I'm proving the statement, but I think my proof is going wrong. So Could you tell me how can I correct the proof?
Proof) Need to show that arbitrary set E has a choice function $\gamma$.
Assume the theorem, and Let $E$ be a set and let $Q_D=\text{{$(D,d)|d\in D$}}$ for all $D \in \mathscr P'(E)$. Let $Q = \cup_{D\in \mathscr P'(E)} Q_D$
Then, $Q \subseteq E\times E$? I'm very confused.
If the above thing is right, let $A=domQ$ and $B=ranQ$. Then there exist a function $f:A\rightarrow B$ such that $f\subseteq Q$.

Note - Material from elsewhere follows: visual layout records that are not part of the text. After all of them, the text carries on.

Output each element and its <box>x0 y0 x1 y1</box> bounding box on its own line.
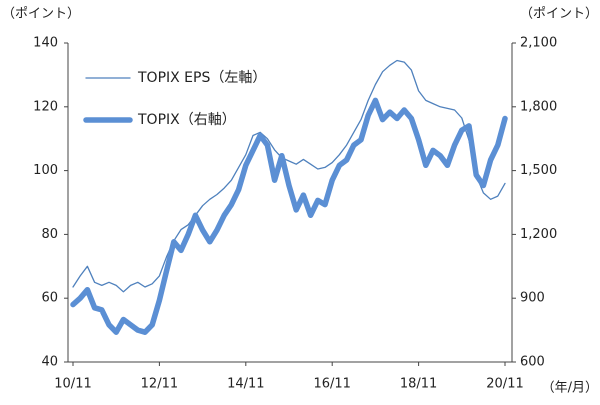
legend-label: TOPIX（右軸） <box>137 112 236 128</box>
x-tick-label: 20/11 <box>486 377 523 392</box>
y2-tick-label: 1,800 <box>520 99 557 114</box>
x-tick-label: 12/11 <box>141 377 178 392</box>
legend-label: TOPIX EPS（左軸） <box>137 70 266 86</box>
y2-tick-label: 2,100 <box>520 36 557 51</box>
x-tick-label: 16/11 <box>313 377 350 392</box>
y-axis-label: （ポイント） <box>2 7 80 22</box>
y2-axis-label: （ポイント） <box>520 7 598 22</box>
x-tick-label: 14/11 <box>227 377 264 392</box>
series-line <box>70 97 508 335</box>
x-tick-label: 10/11 <box>54 377 91 392</box>
y-tick-label: 40 <box>41 355 58 370</box>
series-line <box>72 59 506 293</box>
y-tick-label: 80 <box>41 227 58 242</box>
y2-tick-label: 900 <box>520 291 545 306</box>
y2-tick-label: 1,500 <box>520 163 557 178</box>
y-tick-label: 120 <box>33 99 58 114</box>
x-tick-label: 18/11 <box>400 377 437 392</box>
x-axis-label: （年/月） <box>542 381 598 396</box>
y-tick-label: 100 <box>33 163 58 178</box>
y-tick-label: 140 <box>33 36 58 51</box>
y2-tick-label: 1,200 <box>520 227 557 242</box>
y-tick-label: 60 <box>41 291 58 306</box>
y2-tick-label: 600 <box>520 355 545 370</box>
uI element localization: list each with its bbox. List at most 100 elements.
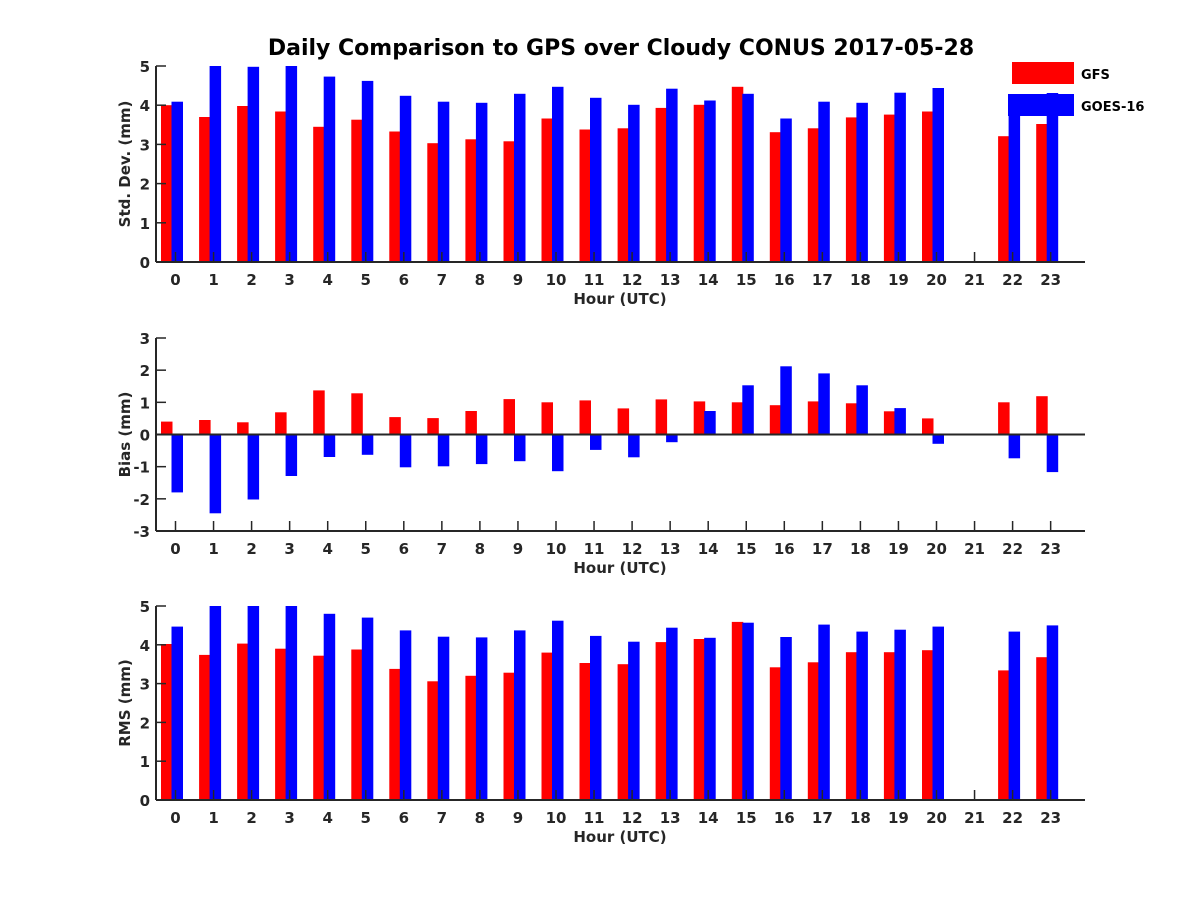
bar-rms-goes16-2 [247,606,260,800]
xtick-label-stddev: 12 [622,271,643,289]
bar-bias-gfs-12 [617,408,630,435]
ylabel-rms: RMS (mm) [116,659,134,746]
bar-stddev-gfs-3 [275,111,287,262]
xtick-label-bias: 14 [698,540,719,558]
ytick-label-rms: 1 [140,753,150,771]
bar-stddev-goes16-20 [932,88,944,262]
bar-bias-gfs-4 [313,390,325,435]
ytick-label-bias: 1 [140,394,150,412]
xtick-label-rms: 12 [622,809,643,827]
bar-bias-goes16-23 [1046,434,1059,473]
bar-bias-goes16-22 [1008,434,1021,459]
bar-stddev-gfs-17 [807,128,820,262]
bar-bias-gfs-15 [731,402,744,435]
bar-rms-gfs-14 [693,639,706,800]
bar-rms-goes16-12 [628,641,640,800]
bar-bias-goes16-17 [818,373,830,435]
ylabel-bias: Bias (mm) [116,392,134,478]
bar-rms-goes16-15 [742,622,754,800]
bar-bias-gfs-1 [199,420,211,435]
xtick-label-stddev: 4 [322,271,332,289]
xtick-label-rms: 16 [774,809,795,827]
bar-stddev-gfs-23 [1036,124,1048,262]
xtick-label-bias: 8 [475,540,485,558]
xtick-label-rms: 13 [660,809,681,827]
bar-stddev-goes16-6 [399,95,412,262]
xtick-label-rms: 21 [964,809,985,827]
xtick-label-rms: 17 [812,809,833,827]
bar-stddev-goes16-5 [361,80,374,263]
xtick-label-stddev: 19 [888,271,909,289]
xtick-label-rms: 0 [170,809,180,827]
xtick-label-stddev: 3 [284,271,294,289]
bar-rms-gfs-5 [351,649,363,800]
xtick-label-rms: 20 [926,809,947,827]
bar-stddev-goes16-1 [209,66,222,262]
bar-rms-goes16-14 [704,637,716,800]
xtick-label-bias: 12 [622,540,643,558]
bar-stddev-goes16-0 [171,101,183,262]
ytick-label-bias: -1 [133,459,150,477]
bar-bias-gfs-17 [807,401,820,435]
bar-bias-gfs-6 [389,417,401,435]
ytick-label-bias: -2 [133,491,150,509]
bar-rms-gfs-3 [275,648,287,800]
xtick-label-stddev: 14 [698,271,719,289]
xtick-label-bias: 5 [361,540,371,558]
xtick-label-bias: 3 [284,540,294,558]
bar-stddev-goes16-11 [590,97,602,262]
ytick-label-rms: 0 [140,792,150,810]
bar-bias-goes16-15 [742,385,754,435]
xlabel-stddev: Hour (UTC) [573,290,666,308]
bar-rms-gfs-18 [845,652,858,800]
bars-stddev [161,66,1059,263]
bar-rms-gfs-19 [883,652,896,800]
ytick-label-rms: 4 [140,637,150,655]
xlabel-rms: Hour (UTC) [573,828,666,846]
bar-rms-gfs-11 [579,663,591,800]
xtick-label-stddev: 23 [1040,271,1061,289]
legend-swatch-gfs [1012,62,1074,84]
bar-stddev-goes16-23 [1046,93,1059,262]
xtick-label-bias: 20 [926,540,947,558]
xtick-label-rms: 18 [850,809,871,827]
xtick-label-stddev: 20 [926,271,947,289]
bar-stddev-goes16-8 [475,102,488,262]
xtick-label-bias: 11 [584,540,605,558]
xtick-label-bias: 18 [850,540,871,558]
ytick-label-stddev: 4 [140,97,150,115]
xtick-label-stddev: 0 [170,271,180,289]
bar-stddev-gfs-13 [655,107,668,263]
xtick-label-bias: 0 [170,540,180,558]
xtick-label-rms: 22 [1002,809,1023,827]
xtick-label-stddev: 15 [736,271,757,289]
xtick-label-rms: 8 [475,809,485,827]
bar-bias-goes16-10 [552,434,564,472]
xtick-label-rms: 11 [584,809,605,827]
bar-stddev-gfs-8 [465,139,477,262]
legend-swatch-goes16 [1008,94,1074,116]
xtick-label-stddev: 1 [208,271,218,289]
bar-bias-goes16-19 [894,408,906,435]
xtick-label-stddev: 5 [361,271,371,289]
bar-stddev-gfs-11 [579,129,591,262]
bar-bias-goes16-3 [285,434,298,476]
bars-rms [161,606,1059,800]
legend-label-goes16: GOES-16 [1081,100,1144,115]
bar-stddev-goes16-15 [742,93,754,262]
bar-stddev-gfs-22 [998,136,1010,262]
bar-bias-gfs-8 [465,411,477,435]
bar-stddev-gfs-19 [883,114,896,262]
bar-rms-gfs-16 [769,667,782,800]
bar-bias-goes16-7 [437,434,450,467]
xtick-label-stddev: 11 [584,271,605,289]
xtick-label-bias: 7 [437,540,447,558]
xtick-label-stddev: 21 [964,271,985,289]
bar-stddev-gfs-0 [161,105,173,262]
ytick-label-stddev: 0 [140,254,150,272]
bar-rms-goes16-18 [856,631,868,800]
bar-bias-gfs-13 [655,399,668,435]
bar-stddev-goes16-7 [437,101,450,262]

Since $Q = \cup_{D\in \mathscr P'(E)} Q_D$, $A = domQ = \mathscr P'(E)$
Since $f:A\rightarrow B$ is a fuction, there exist a $d\in D$ for all $D \in \mathscr P'(E)$ by F2.
Then, Let $\gamma: \mathscr P'(E) \rightarrow E$ such that $\gamma(D)=f(D)=d\in D$ for all $D \in \mathscr P'(E)$.
Hence, Axiom of choice holds
Thanks
First, some unclarified assumptions, $\mathcal P'(E)$ is the set of non-empty subsets of $E$, and the axiom of choice states that $\mathcal P'(E)$ admits a choice function (when you say that $E$ has a choice function, you mean there is a function choosing from the elements of $E$, but it seems that you mean a function choosing from subsets of $E$).
The essence of your proof is correct, but some parts are a bit murky. Let's work backwards, okay?
Instead of using $E$, let's use $X$ for our set. This is important because mentally you want to aim for $E$ to be the set on which the relation $G$ is given, and you don't necessarily know that this would be $X$ itself.
We want a choice function from $\mathcal P'(X)$, so this means that it would be a function with domain $\mathcal P'(X)$ and its range would be a subset of $X$.
So if we want a set $E$ such that $f$ is a subset of $E\times E$, it means that $E$ has to include both $X$ and its power set. Therefore, taking $E=X\cup\mathcal P(X)$ would easily do the job.
Now, to simplify your definition, we can just define $G$ to be $\{(D,d)\mid d\in D\subseteq X\}$. Now you don't need to define $\gamma$ anymore, because $f$ is already a choice function.